Quand Lazare meurt, les Anges l’emportent au ciel : il est élevé dans le repli du manteau d’Abraham, lieu privilégié où, selon la pensée des auditeurs de Jésus, les justes attendent la résurrection et les méchants périront dans les flammes. Le riche meurt aussi. Luc dit de manière lapidaire qu’il reçut les honneurs funèbres. Dans la suite, on saisit, parce qu’on l’enterra, qu’il avait également commencé sa descente pour être livré au supplice des flammes.
Ces peux personnes qui se sont croisées dans cette vie, ont des destins décroisés dans l’autre. Ce qui suit nous ouvre les yeux sur le refus du riche de voir même au-delà de la mort. Il devient amnésique, réclame de la pitié de la part d’Abraham et sollicite qu’on envoie le pauvre le servir, le rafraîchir au milieu des flammes. Lazare est silencieux et Abraham, le père des justes, parle pour lui. Quand il se rend compte, à la réponse d’Abraham, de l’impossibilité de l’aider malgré leur bonne volonté, alors il se rend compte que le fossé qui sépare les riches des miséreux, devient un abîme, un chaos infranchissable après la mort. Sa réaction, si elle vise à sauver les siens, est entièrement égoïste.
En effet, il ne pense d’abord qu’à ses parents, plus précisément à ses frères. De plus son message est un avertissement pour éviter les flammes et non changer de vie ou de vision. Il ne veut pas envoyer Lazare pour que ces frères soient plus généreux mais pour qu’ils évitent sa situation de souffrance. Si on veut, on pourrait dire qu’ils continuent dans l’au-delà, la belle vie qu’ils ont eu sur la terre.
C’est alors dans la réponse d’Abraham que nous comprenons que les moyens d’éviter la situation du riche sont accessibles à tous. Nous saisissons aussi que ces moyens sont la Parole de Dieu qui invite à la conversion. Nous appréhendons enfin que ceux qui se justifient dans leurs bulles ne changeront pas, y compris devant des situations exceptionnelles comme la vision d’un ressuscité.

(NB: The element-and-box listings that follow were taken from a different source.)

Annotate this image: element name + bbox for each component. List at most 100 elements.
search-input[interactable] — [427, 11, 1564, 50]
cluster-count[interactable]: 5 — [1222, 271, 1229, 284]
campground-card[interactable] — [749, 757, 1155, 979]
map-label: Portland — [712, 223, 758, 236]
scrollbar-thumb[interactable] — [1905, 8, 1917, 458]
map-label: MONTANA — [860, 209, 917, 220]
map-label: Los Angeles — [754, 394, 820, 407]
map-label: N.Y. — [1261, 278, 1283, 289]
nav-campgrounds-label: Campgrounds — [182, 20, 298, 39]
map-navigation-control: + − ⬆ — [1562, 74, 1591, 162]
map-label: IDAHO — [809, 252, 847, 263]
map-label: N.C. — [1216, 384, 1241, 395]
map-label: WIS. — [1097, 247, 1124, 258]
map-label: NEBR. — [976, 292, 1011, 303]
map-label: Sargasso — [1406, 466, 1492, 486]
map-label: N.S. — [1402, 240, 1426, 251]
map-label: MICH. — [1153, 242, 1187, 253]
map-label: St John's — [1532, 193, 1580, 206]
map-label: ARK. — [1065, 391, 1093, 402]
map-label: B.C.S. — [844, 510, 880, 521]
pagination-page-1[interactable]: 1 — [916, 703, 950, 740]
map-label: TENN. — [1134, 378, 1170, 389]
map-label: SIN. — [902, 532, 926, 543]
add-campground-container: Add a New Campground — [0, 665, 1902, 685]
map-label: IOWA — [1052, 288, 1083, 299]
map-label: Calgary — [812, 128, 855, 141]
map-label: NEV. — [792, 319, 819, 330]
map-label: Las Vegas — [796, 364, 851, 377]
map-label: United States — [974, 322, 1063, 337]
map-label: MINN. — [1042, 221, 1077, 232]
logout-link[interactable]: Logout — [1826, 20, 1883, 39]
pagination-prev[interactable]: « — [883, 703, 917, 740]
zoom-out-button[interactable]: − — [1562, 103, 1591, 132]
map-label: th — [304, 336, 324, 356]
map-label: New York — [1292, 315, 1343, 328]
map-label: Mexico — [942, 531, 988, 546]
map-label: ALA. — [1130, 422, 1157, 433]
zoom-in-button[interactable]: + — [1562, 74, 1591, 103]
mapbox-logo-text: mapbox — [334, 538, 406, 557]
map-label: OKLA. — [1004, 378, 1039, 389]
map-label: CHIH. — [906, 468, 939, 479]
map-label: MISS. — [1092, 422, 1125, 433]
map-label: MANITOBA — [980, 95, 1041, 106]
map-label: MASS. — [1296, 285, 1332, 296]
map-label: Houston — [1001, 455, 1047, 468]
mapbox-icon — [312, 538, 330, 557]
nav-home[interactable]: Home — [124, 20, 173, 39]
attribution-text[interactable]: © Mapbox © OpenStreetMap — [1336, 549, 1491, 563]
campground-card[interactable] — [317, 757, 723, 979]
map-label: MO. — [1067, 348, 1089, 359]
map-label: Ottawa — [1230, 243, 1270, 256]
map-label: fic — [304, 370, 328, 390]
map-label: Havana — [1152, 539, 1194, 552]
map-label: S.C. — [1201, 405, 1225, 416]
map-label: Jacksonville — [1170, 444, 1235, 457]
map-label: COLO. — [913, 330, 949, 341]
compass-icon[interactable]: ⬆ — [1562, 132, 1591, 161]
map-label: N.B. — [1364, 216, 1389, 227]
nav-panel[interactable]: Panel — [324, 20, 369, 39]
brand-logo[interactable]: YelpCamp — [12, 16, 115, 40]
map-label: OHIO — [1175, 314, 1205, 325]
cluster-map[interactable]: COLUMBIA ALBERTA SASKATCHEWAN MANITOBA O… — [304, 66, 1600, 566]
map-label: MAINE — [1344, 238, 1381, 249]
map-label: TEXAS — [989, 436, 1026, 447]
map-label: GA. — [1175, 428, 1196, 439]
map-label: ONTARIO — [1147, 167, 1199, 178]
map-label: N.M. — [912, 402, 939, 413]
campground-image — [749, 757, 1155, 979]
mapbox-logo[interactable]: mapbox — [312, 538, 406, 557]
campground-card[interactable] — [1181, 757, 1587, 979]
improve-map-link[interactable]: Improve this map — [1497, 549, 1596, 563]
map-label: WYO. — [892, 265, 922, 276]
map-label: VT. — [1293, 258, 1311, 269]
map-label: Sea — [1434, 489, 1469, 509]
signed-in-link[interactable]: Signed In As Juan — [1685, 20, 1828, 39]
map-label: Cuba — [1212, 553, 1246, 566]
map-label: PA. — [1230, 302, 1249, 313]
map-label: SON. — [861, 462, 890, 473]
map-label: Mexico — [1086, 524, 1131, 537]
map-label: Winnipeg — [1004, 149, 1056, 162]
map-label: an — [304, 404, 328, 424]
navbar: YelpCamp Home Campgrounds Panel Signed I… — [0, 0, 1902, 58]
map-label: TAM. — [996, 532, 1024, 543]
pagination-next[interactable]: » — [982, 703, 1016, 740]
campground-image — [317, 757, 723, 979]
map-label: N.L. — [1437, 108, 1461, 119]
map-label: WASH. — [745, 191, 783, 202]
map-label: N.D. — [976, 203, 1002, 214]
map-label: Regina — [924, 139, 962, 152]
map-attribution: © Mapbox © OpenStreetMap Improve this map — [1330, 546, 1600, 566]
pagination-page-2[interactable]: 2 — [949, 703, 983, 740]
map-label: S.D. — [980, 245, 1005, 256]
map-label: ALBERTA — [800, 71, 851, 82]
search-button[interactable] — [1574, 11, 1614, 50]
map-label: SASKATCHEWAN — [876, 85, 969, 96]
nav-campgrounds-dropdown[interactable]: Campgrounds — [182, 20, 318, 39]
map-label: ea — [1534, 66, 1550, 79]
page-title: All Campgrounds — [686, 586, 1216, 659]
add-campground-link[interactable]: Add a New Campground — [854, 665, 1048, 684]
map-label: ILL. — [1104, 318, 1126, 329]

Celui qui refuse de voir un pauvre ne peut pas accepter la vision de l’au-delà, il ne peut accepter de changer en voyant un défunt, fût-il Lazare revenu d’entre les morts, fût-il Jésus ressuscité. Voilà comment quelqu’un qui possède tout peut ne pas être une personne. Elle peut ne pas avoir de relation vraie à la réalité des autres et des nécessiteux. Voilà comment, au lieu d’utiliser l’argent trompeur pour obtenir des amis défenseurs dans les demeures éternelles, nous pouvons rater cette occasion en élevant plutôt un mur protecteur qui nous enferme dans les abysses de l’enfer.
Ce péché de ne pas voir, ce crime de ne penser qu’à soi et qu’aux siens, de prendre toutes les places à la table de ce monde, au point de ne pas laisser les ‘Lazare’ toucher même aux miettes, est la cause de la marginalisation de millions d’hommes et de femmes dans notre pays et dans les régions les plus pauvres du monde.
Je voudrais finir en reprenant les mots d’Amos, allez, sortez, regardez…
Puisse l’Esprit Saint nous accorder à tous et à ceux qui nous gouvernent de quitter l’autojustification des schizophrénies du pouvoir et du libéralisme afin de donner un peu plus d’humanité au
voisin indigent, aux désocialisés, aux pays pauvres.